Samstag, 6. Dezember 2008

Nikolaus und wir Schweizer

Heute vor genau 1722 Jahren wurde in der heutigen Türkei ein Junge geboren. Er hatte ein sehr besonderes Leben. Schon in jungen Jahren ging er ins Kloster und wurde mit 19 Jahren zum Bischof geweiht. Der bis heute bekannte Abt hatte sehr reiche Eltern. Jedes Jahr werden in seinem Namen Kinder beschenkt, weil er sein ganzes Vermögen an arme Menschen gegeben hatte. Sein Mitleid und seine Barmherzigkeit liessen ihn, von seinem unverdienten Vermögen weitergeben, liessen ihn helfen und Not lindern. Was hat Sankt Nikolaus mit uns Schweizern gemeinsam?
Auch wir Schweizer sind Kinder reicher Eltern. Hand aufs Herz! was ist unser Verdienst, dass wir gerade hier geboren sind? Was konnten wir dafür tun, dass wir in einem der reichsten Länder der Erde das Licht der Welt erblickten? Die meisten von uns besuchten zwar keine Klosterschule, aber unser Bildungssystem ist - PISA und Harmos hin oder her - sehr gut. Auch angesichts düsterer Aussichten der Wirtschafts- und Finanzwelt müssen wir nicht darum bangen, ob wir morgen noch genug zu essen und ein Dach über dem Kopf haben.
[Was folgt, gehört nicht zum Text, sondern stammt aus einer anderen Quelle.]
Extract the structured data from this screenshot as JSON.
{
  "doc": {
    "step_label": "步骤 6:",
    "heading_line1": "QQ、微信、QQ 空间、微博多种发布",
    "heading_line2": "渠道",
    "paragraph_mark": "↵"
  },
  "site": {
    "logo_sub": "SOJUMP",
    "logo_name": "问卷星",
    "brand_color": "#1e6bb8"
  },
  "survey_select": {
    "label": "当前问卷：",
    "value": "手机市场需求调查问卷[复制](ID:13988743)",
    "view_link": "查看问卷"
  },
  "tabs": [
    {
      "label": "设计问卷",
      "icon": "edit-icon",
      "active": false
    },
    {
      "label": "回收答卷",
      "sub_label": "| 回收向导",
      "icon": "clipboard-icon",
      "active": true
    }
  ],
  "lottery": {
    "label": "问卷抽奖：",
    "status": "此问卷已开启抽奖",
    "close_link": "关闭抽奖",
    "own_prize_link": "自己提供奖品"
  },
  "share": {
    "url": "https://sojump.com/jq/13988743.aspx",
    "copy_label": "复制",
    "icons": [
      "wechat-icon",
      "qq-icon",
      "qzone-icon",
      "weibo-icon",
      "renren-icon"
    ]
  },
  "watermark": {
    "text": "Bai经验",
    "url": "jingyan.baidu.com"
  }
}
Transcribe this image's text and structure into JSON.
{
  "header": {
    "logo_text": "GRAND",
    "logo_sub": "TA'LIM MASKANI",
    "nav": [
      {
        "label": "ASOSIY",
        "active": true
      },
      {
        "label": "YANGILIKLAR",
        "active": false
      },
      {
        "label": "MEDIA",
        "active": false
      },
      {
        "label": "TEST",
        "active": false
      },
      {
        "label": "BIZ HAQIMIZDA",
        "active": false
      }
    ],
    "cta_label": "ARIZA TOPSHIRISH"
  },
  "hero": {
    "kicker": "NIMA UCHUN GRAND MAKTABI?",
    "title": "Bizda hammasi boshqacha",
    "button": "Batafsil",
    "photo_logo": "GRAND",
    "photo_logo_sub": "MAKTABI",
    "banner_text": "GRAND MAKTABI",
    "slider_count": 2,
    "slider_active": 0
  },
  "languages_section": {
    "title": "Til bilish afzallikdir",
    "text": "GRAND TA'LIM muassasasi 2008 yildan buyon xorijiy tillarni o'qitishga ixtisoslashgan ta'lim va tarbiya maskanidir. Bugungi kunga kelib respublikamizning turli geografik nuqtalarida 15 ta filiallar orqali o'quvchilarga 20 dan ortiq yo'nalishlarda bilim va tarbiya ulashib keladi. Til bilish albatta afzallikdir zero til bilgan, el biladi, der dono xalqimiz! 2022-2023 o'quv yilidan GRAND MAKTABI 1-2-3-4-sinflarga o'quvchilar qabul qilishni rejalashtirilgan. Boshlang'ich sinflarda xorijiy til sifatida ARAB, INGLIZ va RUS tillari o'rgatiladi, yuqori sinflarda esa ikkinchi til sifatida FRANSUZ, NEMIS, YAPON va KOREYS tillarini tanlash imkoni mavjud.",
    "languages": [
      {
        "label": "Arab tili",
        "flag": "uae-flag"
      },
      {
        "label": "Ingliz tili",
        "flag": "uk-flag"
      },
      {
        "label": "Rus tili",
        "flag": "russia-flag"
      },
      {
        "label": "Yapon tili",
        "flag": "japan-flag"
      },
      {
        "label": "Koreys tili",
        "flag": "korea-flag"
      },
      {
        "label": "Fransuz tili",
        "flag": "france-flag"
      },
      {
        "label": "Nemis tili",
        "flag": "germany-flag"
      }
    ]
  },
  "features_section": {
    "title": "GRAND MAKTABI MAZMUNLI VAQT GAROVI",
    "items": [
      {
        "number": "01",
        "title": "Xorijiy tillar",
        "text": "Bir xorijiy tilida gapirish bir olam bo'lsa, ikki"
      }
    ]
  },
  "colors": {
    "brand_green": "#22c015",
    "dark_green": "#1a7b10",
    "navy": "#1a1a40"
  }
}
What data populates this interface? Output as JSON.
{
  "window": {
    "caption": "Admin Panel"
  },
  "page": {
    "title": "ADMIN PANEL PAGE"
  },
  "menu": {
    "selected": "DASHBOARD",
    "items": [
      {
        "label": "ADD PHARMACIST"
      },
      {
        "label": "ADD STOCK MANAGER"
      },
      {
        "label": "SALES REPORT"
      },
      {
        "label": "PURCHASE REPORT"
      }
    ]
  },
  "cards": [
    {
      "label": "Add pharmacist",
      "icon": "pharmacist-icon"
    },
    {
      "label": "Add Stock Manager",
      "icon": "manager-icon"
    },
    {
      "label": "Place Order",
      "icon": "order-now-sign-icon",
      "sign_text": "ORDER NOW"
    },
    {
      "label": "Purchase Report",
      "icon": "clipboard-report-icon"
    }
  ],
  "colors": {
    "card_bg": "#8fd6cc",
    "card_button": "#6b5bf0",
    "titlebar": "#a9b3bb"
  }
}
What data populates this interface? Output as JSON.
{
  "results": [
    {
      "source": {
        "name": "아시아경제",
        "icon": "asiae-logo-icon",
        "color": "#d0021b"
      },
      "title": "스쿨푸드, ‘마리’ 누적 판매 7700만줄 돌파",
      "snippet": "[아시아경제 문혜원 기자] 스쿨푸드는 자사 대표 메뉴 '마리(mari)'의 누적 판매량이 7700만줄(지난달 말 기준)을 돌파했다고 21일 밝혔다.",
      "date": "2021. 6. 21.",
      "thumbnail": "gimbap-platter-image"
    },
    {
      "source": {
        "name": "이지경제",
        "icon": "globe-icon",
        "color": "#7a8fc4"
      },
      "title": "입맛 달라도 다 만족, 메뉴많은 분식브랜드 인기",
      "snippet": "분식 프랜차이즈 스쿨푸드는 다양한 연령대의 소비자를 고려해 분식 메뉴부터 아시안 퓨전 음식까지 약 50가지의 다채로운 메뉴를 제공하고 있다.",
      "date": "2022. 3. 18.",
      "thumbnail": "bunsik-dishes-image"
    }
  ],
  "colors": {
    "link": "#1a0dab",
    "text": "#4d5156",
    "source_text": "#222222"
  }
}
Der Wohlstand von Sankt Nikolaus bewegte ihn zum Weitergeben und Helfen. Und während vieler Jahre war dies auch die Tradition der Schweiz: Das Rote Kreuz, viele Hilfswerke und auch die öffentliche Hilfe zeigen dies. Nun aber scheint diese Tradition der Solidarität plötzlich ins Stocken zu geraten. Nur sehr zögerlich lässt sich das Bundesparlament bewegen mit mehr Hilfe, die weltweite Armut zu bekämpfen. Aber immerhin hat Nikolaus dieses Jahr mehr zu loben als auch schon. Hat sich doch endlich auch der Nationalrat durchgerungen, 0,5 Prozent des Volkseinkommens ins Auge zu fassen. Noch wird Sankt Nikolaus jedoch mit uns Arbeit haben, denn wir sind noch weit entfernt von den versprochenen 0,7 Prozent, die der Bundesrat vor der UNO zur Halbierung der weltweiten Armut zugesagt hat.